Unlike other alternative medical practices such as Ayurvedic medicine or traditional Chinese that have been around thousands of years, homeopathic medicine dates back only a couple hundred years or so. It was developed in the late 18th century by a German physician named Samuel Hahnemann, who in 1796, per draxe.com, borrowed concepts originating with the ancient Greeks to create his theory of homeopathic medicine. Dr. Hahnemann's premise is that the body is capable of healing itself naturally, and that a condition's particular symptoms are actually messengers, telling the patient what's wrong, what is going on internally, and offering clues as to how it can be remedied. The name itself, homeopathy, is a combination of two Greek words – homeos meaning similar, and pathos, which translates to suffering, per alive.com. Now you know why homeopathy's central principle is known as the Law of Similars. Treatment is very individualistic in that homeopathic practitioners will ask patients many personal questions regarding their mental, emotional, and physical health and then prescribe a remedy that best matches all of the patient's symptoms. He or she will design for the patient a tailor-made treatment plan that is their own. Per National Institutes of Health (NIH), it's typical for different people suffering from the same affliction to receive different treatments.

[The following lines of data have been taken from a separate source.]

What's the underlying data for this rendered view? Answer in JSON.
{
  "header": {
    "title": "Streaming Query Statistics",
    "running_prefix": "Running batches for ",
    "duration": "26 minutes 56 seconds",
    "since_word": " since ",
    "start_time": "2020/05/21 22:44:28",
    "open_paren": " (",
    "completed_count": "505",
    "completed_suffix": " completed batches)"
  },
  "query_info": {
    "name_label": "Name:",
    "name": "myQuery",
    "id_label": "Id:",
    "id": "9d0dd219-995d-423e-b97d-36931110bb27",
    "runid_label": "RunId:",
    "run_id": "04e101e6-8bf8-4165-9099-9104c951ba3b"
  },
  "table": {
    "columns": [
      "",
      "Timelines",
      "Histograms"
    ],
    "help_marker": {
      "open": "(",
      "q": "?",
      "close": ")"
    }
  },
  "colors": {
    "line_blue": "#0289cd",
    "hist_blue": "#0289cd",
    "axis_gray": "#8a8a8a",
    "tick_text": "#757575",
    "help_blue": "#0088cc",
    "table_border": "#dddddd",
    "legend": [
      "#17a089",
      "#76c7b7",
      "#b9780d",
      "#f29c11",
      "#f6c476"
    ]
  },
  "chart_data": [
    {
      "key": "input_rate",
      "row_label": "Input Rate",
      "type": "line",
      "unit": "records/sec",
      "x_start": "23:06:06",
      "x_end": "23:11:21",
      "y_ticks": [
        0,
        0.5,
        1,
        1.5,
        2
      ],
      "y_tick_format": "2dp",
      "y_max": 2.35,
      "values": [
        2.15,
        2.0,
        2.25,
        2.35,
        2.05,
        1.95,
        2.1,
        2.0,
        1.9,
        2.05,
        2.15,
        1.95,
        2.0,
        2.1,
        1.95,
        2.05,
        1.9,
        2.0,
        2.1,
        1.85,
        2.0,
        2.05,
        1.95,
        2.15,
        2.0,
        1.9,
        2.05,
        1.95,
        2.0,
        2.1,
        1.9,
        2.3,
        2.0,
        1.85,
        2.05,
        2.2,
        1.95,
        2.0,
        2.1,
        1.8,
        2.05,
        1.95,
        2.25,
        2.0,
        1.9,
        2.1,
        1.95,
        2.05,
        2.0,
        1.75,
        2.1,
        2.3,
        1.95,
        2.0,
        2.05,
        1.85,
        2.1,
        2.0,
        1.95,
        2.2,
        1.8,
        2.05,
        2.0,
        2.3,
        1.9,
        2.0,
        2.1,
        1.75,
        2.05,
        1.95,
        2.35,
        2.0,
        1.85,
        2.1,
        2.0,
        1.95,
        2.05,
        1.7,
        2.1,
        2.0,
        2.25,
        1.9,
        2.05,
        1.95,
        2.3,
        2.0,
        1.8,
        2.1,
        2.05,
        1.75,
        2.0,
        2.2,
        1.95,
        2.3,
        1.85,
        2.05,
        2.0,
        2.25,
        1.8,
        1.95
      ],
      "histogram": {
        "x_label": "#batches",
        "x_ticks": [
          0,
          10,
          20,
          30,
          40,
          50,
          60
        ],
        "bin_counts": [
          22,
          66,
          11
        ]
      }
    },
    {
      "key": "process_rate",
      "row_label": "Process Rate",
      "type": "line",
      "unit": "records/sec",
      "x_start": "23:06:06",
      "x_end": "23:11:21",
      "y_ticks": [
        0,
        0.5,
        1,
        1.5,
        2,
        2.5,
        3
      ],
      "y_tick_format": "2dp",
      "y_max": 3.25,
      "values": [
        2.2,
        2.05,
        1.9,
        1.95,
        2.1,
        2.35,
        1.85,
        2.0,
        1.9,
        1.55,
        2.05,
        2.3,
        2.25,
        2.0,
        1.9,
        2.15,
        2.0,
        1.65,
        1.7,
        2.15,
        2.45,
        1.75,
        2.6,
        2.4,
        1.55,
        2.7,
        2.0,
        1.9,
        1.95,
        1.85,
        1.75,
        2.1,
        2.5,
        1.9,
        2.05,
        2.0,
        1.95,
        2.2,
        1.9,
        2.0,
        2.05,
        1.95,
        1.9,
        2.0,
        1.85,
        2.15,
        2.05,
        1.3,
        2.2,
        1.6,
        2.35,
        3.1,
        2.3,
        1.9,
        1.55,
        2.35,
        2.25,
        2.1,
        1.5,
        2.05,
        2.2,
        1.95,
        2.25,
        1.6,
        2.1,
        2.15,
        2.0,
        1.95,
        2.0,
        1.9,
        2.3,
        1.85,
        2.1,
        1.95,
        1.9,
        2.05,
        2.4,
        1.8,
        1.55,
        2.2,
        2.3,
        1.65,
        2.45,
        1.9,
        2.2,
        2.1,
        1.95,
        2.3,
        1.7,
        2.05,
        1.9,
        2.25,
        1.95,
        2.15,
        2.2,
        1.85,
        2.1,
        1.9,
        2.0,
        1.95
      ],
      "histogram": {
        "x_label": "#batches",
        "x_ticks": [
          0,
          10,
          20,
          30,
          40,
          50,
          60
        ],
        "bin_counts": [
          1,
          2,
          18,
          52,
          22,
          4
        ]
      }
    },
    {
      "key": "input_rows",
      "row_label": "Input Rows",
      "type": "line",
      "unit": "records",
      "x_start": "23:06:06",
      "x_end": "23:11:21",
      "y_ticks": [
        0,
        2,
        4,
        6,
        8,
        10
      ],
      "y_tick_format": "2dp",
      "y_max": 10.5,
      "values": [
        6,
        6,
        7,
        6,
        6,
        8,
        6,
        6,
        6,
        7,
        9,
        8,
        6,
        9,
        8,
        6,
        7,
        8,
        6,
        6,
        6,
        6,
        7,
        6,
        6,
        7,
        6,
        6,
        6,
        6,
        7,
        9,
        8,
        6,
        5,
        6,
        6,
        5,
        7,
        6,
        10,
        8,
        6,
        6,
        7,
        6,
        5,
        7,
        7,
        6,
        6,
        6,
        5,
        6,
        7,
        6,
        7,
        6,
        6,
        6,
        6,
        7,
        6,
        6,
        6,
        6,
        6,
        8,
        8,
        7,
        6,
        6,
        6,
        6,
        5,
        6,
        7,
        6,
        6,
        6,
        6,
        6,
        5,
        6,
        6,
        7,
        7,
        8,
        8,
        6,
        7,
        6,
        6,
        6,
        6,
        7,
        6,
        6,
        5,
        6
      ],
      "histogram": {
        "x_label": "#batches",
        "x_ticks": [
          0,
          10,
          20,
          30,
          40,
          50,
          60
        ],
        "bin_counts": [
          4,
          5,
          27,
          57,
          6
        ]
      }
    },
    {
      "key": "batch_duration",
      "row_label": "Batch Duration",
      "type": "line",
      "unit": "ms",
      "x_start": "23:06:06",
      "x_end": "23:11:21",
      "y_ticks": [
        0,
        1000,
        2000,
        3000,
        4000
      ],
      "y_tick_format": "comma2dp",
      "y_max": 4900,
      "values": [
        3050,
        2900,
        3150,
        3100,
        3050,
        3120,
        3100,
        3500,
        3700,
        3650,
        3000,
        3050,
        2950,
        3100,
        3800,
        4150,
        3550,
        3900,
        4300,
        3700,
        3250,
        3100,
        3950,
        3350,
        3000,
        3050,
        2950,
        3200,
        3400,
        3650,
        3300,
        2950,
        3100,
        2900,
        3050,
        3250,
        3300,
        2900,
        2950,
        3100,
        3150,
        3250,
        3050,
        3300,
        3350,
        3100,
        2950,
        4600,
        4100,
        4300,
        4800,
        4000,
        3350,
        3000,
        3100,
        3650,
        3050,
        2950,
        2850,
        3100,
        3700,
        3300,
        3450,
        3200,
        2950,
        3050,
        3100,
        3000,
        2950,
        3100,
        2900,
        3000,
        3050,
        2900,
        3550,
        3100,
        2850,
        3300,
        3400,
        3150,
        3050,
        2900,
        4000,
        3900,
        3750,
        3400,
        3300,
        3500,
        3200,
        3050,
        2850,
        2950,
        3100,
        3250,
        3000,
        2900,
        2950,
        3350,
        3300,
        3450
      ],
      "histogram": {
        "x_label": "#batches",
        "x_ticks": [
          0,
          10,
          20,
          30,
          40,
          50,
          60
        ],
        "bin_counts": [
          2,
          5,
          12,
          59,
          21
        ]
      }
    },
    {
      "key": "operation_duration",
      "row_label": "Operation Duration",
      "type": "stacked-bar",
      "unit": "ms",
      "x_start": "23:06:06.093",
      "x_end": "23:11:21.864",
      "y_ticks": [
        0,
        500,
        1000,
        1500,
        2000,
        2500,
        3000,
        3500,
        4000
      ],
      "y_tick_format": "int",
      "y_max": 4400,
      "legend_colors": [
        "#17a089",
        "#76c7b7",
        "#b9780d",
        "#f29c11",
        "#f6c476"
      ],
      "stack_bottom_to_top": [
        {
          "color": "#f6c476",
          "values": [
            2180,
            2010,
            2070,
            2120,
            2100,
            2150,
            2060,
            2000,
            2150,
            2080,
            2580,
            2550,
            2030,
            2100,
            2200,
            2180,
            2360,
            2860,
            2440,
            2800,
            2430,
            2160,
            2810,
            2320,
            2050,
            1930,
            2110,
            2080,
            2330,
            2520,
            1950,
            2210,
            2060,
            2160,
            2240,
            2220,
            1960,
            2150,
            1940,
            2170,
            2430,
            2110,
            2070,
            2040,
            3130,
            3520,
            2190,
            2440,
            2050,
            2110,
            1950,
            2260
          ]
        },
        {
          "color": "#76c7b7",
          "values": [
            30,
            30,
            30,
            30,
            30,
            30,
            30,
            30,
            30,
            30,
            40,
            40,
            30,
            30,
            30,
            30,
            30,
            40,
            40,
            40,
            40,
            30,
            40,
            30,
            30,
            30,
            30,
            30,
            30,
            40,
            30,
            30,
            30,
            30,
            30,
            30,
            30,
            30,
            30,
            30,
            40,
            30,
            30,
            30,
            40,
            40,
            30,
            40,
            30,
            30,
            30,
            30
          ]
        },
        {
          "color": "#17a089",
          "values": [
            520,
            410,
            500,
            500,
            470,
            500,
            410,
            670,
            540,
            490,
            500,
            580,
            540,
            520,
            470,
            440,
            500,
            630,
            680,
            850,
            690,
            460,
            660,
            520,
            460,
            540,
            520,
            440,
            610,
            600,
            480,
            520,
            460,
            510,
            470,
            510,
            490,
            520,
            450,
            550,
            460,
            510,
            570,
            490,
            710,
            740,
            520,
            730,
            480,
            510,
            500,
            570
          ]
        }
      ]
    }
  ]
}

Substances Used as Remedies

Many types of natural substances are used in homeopathic treatments, and these can be either plant, mineral, or animal-based, a number of which are already well-known to millions of Americans, some of them for the wrong reason. These can include fresh or dried herbs, activated charcoal, belladonna, garlic, vinegar, caffeine, crushed whole bees, red onion, white arsenic, poison ivy, and stinging nettle plants. Per draxe.com, these items are prepared for such medicinal use by extraction or other forms of processing to produce tablets, skin ointments, gels, drops, or creams.

Potencies of Remedies

To understand how homeopathic remedies are used and administered, it's important to know the practice's basic Law of Minimum Dose. It states that a person's inner-healing mechanism may be stimulated by using the least amount of medicine. If you are prescribed, say, vinegar or stinging nettle plants to treat a condition, you aren't just given a handful and told down the hatch. It has to be diluted, either in water or alcohol, through a process called potentization (think potency ) in which the substance is diluted in the liquid, then shaken vigorously (also known as succussion ) with a thump at the end; then diluted again, then again shaken vigorously with another thump; on and on, until the desired ratio of substance to liquid is reached. Here's the irony: the more times the substance is diluted and shaken, the more potent it is. Less is more. The more diluted and succussed as remedy is, the deeper it acts with more long-lasting effects, per alive.com. Cynics have argued that a substance diluted so many times effectively renders such a remedy a placebo, although, per draxe.com, studies using techniques such as microscopy and spectroscopy have found that active ingredients do remain even after much dilution. The potency of a remedy is based on the number of times it has been diluted and homeopathically processed, per 1-800homeopathy.com. The potencies of remedies typically are numbers followed by a letter, such as 6X, 30C, 5M, etc. Those letters are actually Roman numerals, with X representing 10, C equal to 100, and M equal to 1,000. Per townsendletter.com, there are two scales of dilution used in preparing a remedy – a decimal scale and a centesimal scale. In the former, one part of the original, properly prepared mother tincture of the substance is mixed with nine parts water or alcohol. This is called X potency. A standard potency is 6X, which means the 1X, already diluted once is again mixed with nine parts water or alcohol and the process repeated enough for a total of six times. Under the centesimal scale, the 1X part is diluted in 99 parts water or alcohol. A potency on the M scale means the original tincture of substance has been diluted in 999 parts water/alcohol. Remember, less is more. For example, per 1-800homeopathy.com, a sudden belladonna fever with red face and radiating heat responds faster to a 30X or 30C than it would, say, a 6X.